Gaza en Invierno: Una Crisis Humanitaria de Escala Histórica

Por Alonso Rosales, analista internacional

En el corazón de Oriente Medio, la Franja de Gaza enfrenta una crisis humanitaria sin precedentes, agravada por dos años de conflicto armado, la destrucción de infraestructura civil y bloqueos continuos en el acceso de ayuda. Más allá de las cifras de combate, lo que hoy se observa es una tragedia social y humana que no puede reducirse a operaciones militares: miles de civiles palestinos están lidiando con una tormenta invernal en condiciones incompatibles con la dignidad humana.

Destrucción de infraestructura y condiciones de vida

Gran parte de la infraestructura en Gaza ha sido dañada o destruida como resultado del conflicto. Según estimaciones de análisis satelital de la ONU, casi el 20 % de la infraestructura civil ha sufrido daños graves, incluyendo viviendas, hospitales y servicios básicos, contribuyendo directamente a la incapacidad de la población para protegerse de las inclemencias del tiempo.

La destrucción masiva de viviendas y redes urbanas ha dejado a millones sin refugio seguro, obligándolos a vivir en tiendas de campaña o en edificios parcialmente colapsados, estructuras que no están diseñadas para soportar las lluvias torrenciales y el frío invernal.

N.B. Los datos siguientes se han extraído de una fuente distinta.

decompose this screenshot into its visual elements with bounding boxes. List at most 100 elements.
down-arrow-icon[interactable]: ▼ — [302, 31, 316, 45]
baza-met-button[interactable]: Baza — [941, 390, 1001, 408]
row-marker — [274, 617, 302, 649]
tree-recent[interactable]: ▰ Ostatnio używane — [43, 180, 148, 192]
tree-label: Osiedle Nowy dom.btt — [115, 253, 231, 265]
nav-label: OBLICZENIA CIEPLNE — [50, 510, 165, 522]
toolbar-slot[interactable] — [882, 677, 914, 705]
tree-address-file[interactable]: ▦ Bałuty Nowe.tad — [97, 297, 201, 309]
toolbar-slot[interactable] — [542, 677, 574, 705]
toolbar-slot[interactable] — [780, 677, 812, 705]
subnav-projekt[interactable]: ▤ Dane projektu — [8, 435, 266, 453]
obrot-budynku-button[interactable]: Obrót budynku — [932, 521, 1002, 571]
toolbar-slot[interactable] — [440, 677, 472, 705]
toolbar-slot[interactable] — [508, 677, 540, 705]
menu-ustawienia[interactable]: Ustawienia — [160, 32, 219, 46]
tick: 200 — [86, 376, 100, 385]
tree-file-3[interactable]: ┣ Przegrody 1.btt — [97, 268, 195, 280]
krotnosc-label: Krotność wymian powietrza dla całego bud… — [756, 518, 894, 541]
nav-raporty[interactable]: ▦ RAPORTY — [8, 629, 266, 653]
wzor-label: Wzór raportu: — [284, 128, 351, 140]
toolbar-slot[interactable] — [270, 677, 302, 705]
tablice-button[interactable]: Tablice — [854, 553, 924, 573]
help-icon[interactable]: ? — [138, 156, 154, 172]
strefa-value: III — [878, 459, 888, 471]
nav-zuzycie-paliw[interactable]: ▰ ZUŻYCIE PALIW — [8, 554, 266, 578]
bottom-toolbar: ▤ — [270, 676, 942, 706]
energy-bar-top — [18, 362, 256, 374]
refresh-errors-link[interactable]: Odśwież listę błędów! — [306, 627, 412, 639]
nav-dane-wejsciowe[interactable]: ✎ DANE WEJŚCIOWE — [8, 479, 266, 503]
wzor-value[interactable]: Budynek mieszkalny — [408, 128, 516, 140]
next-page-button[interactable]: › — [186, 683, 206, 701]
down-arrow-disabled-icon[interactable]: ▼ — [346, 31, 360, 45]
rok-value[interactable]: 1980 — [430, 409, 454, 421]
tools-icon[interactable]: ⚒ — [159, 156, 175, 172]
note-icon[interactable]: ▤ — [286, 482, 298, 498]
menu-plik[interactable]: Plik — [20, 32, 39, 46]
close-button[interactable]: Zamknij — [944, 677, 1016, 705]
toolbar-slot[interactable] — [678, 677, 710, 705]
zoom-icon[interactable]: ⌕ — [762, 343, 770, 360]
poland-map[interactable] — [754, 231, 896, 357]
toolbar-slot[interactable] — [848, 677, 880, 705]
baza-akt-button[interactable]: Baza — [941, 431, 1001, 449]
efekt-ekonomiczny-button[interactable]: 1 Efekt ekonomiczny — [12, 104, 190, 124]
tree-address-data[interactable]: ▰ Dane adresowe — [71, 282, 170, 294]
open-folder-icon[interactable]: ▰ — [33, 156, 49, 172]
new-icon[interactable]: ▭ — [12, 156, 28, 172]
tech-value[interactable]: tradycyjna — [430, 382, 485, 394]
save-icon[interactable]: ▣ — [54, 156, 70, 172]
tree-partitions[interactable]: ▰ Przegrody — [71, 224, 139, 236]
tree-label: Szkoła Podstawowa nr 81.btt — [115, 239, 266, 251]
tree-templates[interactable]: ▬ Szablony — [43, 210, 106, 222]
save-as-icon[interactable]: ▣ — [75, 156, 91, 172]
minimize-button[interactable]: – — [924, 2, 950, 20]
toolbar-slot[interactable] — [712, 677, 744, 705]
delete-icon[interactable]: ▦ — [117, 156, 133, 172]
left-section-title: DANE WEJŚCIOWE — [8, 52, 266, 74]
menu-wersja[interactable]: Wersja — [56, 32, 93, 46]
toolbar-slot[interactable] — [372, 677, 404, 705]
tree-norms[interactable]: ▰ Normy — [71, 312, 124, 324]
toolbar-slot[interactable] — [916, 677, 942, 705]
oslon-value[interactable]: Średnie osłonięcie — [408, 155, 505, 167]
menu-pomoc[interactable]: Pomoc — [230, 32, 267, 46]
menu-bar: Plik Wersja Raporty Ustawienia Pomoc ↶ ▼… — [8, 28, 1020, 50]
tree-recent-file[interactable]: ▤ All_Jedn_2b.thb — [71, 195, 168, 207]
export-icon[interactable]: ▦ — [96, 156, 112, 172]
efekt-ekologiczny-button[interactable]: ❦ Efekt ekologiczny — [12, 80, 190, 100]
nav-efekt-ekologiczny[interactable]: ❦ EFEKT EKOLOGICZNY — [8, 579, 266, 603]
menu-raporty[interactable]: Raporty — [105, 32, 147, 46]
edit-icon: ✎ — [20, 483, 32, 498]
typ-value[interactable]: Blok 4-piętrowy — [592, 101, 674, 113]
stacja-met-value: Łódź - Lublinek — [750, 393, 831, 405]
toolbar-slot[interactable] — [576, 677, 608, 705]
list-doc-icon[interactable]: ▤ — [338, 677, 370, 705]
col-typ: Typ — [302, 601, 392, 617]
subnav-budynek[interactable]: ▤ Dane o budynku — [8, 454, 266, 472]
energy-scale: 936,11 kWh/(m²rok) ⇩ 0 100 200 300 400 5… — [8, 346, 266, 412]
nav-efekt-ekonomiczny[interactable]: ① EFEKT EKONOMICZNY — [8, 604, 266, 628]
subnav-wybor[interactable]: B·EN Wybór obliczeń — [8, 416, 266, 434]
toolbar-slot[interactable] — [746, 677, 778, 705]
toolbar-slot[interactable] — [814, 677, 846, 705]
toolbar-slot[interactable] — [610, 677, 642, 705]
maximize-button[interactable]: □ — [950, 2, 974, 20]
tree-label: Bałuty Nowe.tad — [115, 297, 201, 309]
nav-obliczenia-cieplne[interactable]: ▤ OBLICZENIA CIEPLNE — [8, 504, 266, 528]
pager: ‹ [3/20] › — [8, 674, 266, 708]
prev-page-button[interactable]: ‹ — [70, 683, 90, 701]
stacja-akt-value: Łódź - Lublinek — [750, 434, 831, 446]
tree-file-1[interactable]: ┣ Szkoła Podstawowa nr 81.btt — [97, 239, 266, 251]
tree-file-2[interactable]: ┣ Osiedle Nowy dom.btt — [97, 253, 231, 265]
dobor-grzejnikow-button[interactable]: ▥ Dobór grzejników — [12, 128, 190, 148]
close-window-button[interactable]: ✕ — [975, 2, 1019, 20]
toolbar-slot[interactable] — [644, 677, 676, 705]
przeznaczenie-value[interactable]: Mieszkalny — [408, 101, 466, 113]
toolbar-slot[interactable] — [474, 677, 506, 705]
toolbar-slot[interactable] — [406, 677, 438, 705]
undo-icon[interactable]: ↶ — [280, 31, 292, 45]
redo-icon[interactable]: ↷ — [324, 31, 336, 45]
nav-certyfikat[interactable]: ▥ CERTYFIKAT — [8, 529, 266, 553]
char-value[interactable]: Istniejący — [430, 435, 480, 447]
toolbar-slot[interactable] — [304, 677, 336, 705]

El invierno y sus efectos mortales

Las consecuencias del invierno en Gaza han ido más allá de las incomodidades. Informes de agencias internacionales han documentado numerosos casos donde condiciones climáticas extremas —tormentas, lluvia intensa, inundaciones— han tenido un impacto directo en la mortalidad de civiles vulnerables.

  • Niños y bebés han muerto por exposición al frío, incluido un recién nacido que falleció por hipotermia tras semanas de inclemencias, según autoridades médicas en la Franja.
  • Informes recientes señalan que lluvias intensas han provocado colapsos de edificios dañados por la guerra y han inundado zonas de tiendas, lo que ha dejado a personas sin refugio ni protección adecuada contra el frío húmedo.

Las tormentas invernales han matado además al menos una decena de personas, incluidos niños, en colapsos y por exposición al frío, en una población ya exhausta por el conflicto.

El acceso a ayuda: un obstáculo constante

A pesar de un alto el fuego en vigor desde octubre de 2025, la entrada de ayuda humanitaria sigue siendo insuficiente. Naciones Unidas y organizaciones de ayuda han alertado que materiales básicos como carpas resistentes, mantas, ropa de abrigo y viviendas prefabricadas no han llegado en cantidades suficientes por bloqueos y restricciones en puntos de acceso.

Además, las agencias de la ONU han exhortado a las partes a permitir un “flujo irrestricto” de ayuda para que Gaza pueda enfrentar el invierno con seguridad, subrayando que hundidos en crisis y con recursos limitados, los gazatíes corren un riesgo muy alto de enfermedades y muertes por clima.

Contexto político y ético

La situación en Gaza no puede entenderse solamente a través de reportes técnicos; es también un problema moral y ético de primera magnitud. La destrucción de viviendas, escuelas, hospitales y servicios básicos ha sido documentada por múltiples organismos internacionales como resultado de operaciones militares prolongadas.

Organizaciones de derechos humanos han advertido reiteradamente sobre el impacto devastador en civiles y han llamado a la comunidad internacional a actuar con urgencia para evitar sufrimientos adicionales. Aunque en múltiples plataformas expertos humanitarios y exfuncionarios han señalado la necesidad de proteger a la población civil y preservar la infraestructura esencial, los pasos efectivos para garantizar reparaciones rápidas y acceso sin trabas a la ayuda han sido lentos y fragmentados. (Nota: esta conclusión integra consideraciones de expertos en humanitario y seguridad, no declaraciones directas de agencias de inteligencia específicas).

En el plano internacional, actores clave como Estados Unidos, bajo la administración del presidente Donald Trump, han mantenido un rol de apoyo a Israel que muchos críticos consideran una complicidad política en permitir que continúe una política que, según sus opositores, agrava la crisis humanitaria.

La tragedia en Gaza no es un conjunto de números: es el sufrimiento de familias, niños y ancianos que enfrentan el frío sin refugio seguro, que han visto reducir su mundo a tiendas de campaña empapadas y edificios agrietados. La crisis humanitaria actual, exacerbada por la destrucción de infraestructura, la dificultad de acceder a ayuda y la llegada del invierno, plantea no solo un desafío político, sino una cuestión ética y moral para la comunidad internacional.

Mientras tanto, víctimas inocentes, incluidos bebés y ancianos, continúan muriendo por causas que podrían haberse mitigado con un acceso humanitario oportuno y la protección de infraestructuras civiles.